Duderstadt. Der Sandkasten auf der Duderstädter Marktstraße ist abgebaut. Die Bürgerinitiative (BI) „Lebendige Stadt Duderstadt“ hatte diesen am 14. Oktober neben der Mariensäule aufgestellt, um darauf hinzuweisen, dass die im Rat beschlossene Trampolinanlage immer noch nicht stehe.

„Wir wollten schon ein bisschen provozieren“, erklärte BI-Sprecher Wilfried Dierkes, warum der Sandkasten aufgestellt worden war. Er sei als Ersatz für die noch fehlende Trampolinanlage gedacht gewesen. Der Beschluss, ein Trampolin in der Marktstraße zu installieren, sei schließlich vom Rat der Stadt Duderstadt bereits am 2. Dezember 2015 beschlossen worden. In Vorbereitung zum Wurstmarkt sei die BI nun aber auf Anweisung von Bürgermeister Wolfgang Nolte (CDU) von einem Bauhof-Mitarbeiter aufgefordert worden, dass der Sandkasten bis Freitag Mittag weggeräumt werden müsse. Das schreibt Dierkes in einem offenen Brief an den Bürgermeister. Seit fast zwei Jahren stehe die Stadtverwaltung in der Pflicht, den Stadtratsbeschluss zum Bau einer bodengleichen Trampolinanlage umzusetzen. „Die Belebung und Attraktivitätssteigerung der Innenstadt ist doch unser aller Anliegen“, so Dierkes weiter.

Am Freitagvormittag traf sich Dierkes mit drei weiteren BI-Mitgliedern, um den Sandkasten abzubauen. Gemeinsam schaufelten Dierkes, Peter Palmai, Willi Gerstenberg und Bernward Hellbrück den Sand auf die Fläche eines kleinen Anhängers. „Uns ist nicht klar, warum diese gerade mal 7,5 Quadratmeter nicht in den Markt hätten integriert werden können“, fragte sich Dierkes und verwies auf die mehreren Hundert Quadratmeter an Stellfläche in der Innenstadt. Der Sandkasten sei von den Kindern in der Stadt sehr gut angenommen worden. Deshalb hätte an dieser Stelle durchaus eine Kinderaktionsfläche während des Marktes eingerichtet werden können, wenn der an dieser Stelle geplante Stand zum Beispiel weiter in Richtung Straßenmitte aufgebaut worden wäre, argumentiert die BI. Doch hiergegen sprechen die Vorgaben zur Wahrung einer Durchfahrtmöglichkeit für Rettungsfahrzeuge.

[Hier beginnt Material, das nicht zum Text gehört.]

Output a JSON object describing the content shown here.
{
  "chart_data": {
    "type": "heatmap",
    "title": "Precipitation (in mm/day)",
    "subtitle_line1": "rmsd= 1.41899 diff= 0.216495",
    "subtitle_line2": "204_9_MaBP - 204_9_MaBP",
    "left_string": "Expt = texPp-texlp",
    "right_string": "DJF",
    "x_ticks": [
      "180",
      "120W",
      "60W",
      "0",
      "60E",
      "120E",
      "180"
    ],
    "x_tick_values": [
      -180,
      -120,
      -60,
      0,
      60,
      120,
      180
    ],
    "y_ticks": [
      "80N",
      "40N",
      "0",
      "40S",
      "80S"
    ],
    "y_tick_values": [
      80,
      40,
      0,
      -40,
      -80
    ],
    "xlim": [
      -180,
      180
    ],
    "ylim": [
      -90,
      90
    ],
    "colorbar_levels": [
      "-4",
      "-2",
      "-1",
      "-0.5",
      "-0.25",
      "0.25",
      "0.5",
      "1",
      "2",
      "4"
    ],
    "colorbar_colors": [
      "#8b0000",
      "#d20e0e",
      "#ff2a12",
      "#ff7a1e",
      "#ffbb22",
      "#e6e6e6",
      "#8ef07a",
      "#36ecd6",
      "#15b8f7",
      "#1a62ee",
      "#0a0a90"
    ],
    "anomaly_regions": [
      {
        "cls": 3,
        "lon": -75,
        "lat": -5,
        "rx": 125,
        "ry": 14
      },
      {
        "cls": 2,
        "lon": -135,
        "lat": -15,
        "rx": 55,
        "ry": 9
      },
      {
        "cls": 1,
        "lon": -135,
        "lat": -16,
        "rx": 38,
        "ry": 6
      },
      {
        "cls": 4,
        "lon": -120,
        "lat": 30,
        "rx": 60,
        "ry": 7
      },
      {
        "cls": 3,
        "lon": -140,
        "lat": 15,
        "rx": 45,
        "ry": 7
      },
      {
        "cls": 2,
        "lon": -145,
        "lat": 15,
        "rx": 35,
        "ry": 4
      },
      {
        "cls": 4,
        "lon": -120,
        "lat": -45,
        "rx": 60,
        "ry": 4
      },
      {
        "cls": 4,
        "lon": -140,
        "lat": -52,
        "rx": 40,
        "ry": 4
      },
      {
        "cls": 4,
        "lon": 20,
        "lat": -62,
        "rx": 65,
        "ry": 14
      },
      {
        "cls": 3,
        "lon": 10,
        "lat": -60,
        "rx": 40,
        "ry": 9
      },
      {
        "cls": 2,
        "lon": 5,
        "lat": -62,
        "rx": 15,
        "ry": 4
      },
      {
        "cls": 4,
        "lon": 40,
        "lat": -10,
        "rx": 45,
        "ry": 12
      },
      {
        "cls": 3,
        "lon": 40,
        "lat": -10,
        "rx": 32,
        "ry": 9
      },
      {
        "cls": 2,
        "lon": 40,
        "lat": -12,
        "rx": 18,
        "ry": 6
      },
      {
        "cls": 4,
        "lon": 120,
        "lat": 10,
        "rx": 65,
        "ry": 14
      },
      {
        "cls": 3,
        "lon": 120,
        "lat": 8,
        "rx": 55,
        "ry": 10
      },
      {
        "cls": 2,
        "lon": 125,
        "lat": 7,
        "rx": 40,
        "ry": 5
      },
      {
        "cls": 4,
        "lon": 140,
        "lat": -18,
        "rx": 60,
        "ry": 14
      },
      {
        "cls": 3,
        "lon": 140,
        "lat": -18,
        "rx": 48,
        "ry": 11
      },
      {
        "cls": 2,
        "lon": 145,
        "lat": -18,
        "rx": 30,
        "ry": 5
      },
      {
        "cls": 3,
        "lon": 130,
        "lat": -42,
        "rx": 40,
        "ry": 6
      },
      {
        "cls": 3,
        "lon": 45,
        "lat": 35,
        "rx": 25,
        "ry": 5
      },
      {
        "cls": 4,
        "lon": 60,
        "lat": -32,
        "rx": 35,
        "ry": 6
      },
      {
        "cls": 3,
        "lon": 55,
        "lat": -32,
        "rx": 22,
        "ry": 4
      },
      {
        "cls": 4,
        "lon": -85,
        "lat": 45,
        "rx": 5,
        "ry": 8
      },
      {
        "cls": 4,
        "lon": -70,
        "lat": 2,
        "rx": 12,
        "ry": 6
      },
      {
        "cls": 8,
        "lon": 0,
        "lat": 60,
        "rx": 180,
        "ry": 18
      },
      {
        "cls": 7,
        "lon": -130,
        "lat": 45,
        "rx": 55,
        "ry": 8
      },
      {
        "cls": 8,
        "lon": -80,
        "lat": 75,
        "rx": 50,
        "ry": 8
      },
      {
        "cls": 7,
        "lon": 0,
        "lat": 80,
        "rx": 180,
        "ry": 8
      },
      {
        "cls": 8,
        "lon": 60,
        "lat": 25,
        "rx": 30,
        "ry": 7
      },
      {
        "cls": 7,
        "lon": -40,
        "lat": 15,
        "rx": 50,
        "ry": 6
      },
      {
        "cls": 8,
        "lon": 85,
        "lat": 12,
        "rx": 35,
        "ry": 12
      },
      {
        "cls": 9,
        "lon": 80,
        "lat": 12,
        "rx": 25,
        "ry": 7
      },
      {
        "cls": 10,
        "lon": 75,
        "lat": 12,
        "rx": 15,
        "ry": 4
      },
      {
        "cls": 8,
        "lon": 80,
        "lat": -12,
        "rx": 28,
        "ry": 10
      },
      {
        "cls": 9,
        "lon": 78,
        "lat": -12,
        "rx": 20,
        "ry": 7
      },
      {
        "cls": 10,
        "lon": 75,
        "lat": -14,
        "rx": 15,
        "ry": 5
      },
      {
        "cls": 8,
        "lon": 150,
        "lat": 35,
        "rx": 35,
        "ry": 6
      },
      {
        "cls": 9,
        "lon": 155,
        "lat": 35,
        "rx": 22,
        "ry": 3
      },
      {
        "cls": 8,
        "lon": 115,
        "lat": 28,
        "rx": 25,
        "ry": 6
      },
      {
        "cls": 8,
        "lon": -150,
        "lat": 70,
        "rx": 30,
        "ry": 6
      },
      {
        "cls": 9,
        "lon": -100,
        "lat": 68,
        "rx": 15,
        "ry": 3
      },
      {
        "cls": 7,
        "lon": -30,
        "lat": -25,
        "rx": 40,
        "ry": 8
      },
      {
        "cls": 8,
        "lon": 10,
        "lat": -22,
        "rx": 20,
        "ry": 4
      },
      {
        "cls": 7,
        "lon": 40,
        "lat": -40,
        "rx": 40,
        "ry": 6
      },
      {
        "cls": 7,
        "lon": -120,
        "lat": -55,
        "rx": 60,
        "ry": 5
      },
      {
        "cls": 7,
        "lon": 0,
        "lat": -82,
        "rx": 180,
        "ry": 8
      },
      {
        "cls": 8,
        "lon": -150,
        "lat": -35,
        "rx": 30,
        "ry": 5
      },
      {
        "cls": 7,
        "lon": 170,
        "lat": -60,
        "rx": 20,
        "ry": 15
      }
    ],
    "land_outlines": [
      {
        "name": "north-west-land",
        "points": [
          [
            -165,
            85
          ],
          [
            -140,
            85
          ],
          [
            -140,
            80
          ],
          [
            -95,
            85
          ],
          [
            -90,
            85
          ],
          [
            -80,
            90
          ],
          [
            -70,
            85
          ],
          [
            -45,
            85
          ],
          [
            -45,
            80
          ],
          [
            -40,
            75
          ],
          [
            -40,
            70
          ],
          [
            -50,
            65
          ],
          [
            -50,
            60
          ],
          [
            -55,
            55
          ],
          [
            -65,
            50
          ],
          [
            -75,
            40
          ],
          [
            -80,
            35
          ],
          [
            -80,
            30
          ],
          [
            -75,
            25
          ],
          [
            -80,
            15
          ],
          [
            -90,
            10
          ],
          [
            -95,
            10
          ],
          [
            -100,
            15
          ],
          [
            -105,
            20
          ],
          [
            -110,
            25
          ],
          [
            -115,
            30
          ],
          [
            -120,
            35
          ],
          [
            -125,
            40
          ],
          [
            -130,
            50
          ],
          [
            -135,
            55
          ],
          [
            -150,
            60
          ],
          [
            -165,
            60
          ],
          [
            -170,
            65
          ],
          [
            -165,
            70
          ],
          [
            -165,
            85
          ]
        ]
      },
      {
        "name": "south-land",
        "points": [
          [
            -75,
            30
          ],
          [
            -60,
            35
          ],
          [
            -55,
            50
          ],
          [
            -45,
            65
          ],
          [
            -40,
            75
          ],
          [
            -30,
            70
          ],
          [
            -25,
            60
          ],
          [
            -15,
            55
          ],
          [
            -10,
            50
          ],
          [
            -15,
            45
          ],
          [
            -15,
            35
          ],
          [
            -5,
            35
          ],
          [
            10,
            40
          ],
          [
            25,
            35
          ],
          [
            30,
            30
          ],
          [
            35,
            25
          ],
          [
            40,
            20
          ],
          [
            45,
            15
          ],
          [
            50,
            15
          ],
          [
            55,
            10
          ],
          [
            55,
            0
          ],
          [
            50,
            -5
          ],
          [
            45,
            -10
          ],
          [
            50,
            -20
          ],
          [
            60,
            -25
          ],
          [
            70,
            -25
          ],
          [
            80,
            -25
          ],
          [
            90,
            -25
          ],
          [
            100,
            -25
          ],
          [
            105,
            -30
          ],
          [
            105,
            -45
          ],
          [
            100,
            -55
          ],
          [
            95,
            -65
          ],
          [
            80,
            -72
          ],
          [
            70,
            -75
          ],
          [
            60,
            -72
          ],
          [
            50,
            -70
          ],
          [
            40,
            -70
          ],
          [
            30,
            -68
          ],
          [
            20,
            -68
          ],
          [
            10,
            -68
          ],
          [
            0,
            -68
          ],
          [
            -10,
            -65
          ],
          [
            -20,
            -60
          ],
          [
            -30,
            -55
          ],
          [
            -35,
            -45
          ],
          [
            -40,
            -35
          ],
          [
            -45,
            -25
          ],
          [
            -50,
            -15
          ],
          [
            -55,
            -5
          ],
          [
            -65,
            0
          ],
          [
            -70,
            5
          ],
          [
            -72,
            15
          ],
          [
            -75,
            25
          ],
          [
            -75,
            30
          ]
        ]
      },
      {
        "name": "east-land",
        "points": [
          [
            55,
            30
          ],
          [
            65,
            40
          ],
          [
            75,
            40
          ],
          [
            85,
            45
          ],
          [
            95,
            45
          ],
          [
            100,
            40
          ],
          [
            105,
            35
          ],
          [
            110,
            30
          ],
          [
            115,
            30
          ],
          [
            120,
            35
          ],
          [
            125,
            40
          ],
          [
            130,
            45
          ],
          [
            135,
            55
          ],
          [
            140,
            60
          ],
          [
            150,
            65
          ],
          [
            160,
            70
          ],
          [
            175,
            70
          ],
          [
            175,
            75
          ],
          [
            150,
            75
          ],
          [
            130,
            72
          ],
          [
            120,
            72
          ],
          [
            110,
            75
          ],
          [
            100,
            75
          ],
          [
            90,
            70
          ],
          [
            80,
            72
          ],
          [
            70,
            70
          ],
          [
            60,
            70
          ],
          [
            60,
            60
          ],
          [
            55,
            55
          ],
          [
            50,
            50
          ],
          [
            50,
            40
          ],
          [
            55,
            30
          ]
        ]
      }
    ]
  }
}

Mit ihrem offenen Brief drängt die BI den Bürgermeister nun, bürgernah und im Interesse der jungen Familien zu reagieren. Dierkes erläutert, dass Kinder auch im Winter hüpfen könnten. Und auch ein strenger Winter, der sehr wahrscheinlich gar nicht komme, sei für recht konkrete Planungen wegen der maximalen Einbauzeit von zehn Tagen kein Hindernis.

Bürgermeister Nolte erklärte, dass sich der Ortsrat in seiner jüngsten Sitzung noch einmal mit dem Thema beschäftigt habe. In dem Gremium sei noch einmal darüber beraten und abgestimmt worden. Beschlossen wurde, die Verwaltung mit der Umsetzung der machbaren Aufgaben zu beauftragen. Als erstes werde es frühestmöglich ein Treffen des Ortsbürgermeisters mit Vertretern aus dem Baubereich, dem Bauhofbereich und der Arbeitsgruppe Innenstadt des Ortsrates einen Vorort-Termin geben, kündigte Nolte an. Dabei solle zunächst die Reihenfolge der Prioritäten abgestimmt werden und auch die Finanzen besprochen werden. Der Ortsrat habe dafür ein besonderes Konto. Im Anschluss solle es dann auch ein Gespräch mit der BI geben, damit diese konkret über die anstehenden Planungen informiert wird. „Ich möchte nach der neuen Willensbildung die beratenen und beschlossenen Fakten zügig abarbeiten“, sagte Nolte. Das Vorhaben solle nun Schritt für Schritt im guten Miteinander umgesetzt werden.

Der Sandkasten ist zunächst einmal abgebaut und der Sand abtransportiert worden. Doch einfach entsorgen wollten die Mitglieder der BI den Sand nicht. „Wir haben uns entschlossen, ihn der Kindertagesstätte St. Klaus zu spenden“, berichtete Dierkes. Dann würden wenigstens die Kinder in der Einrichtung noch ihre Freude daran haben.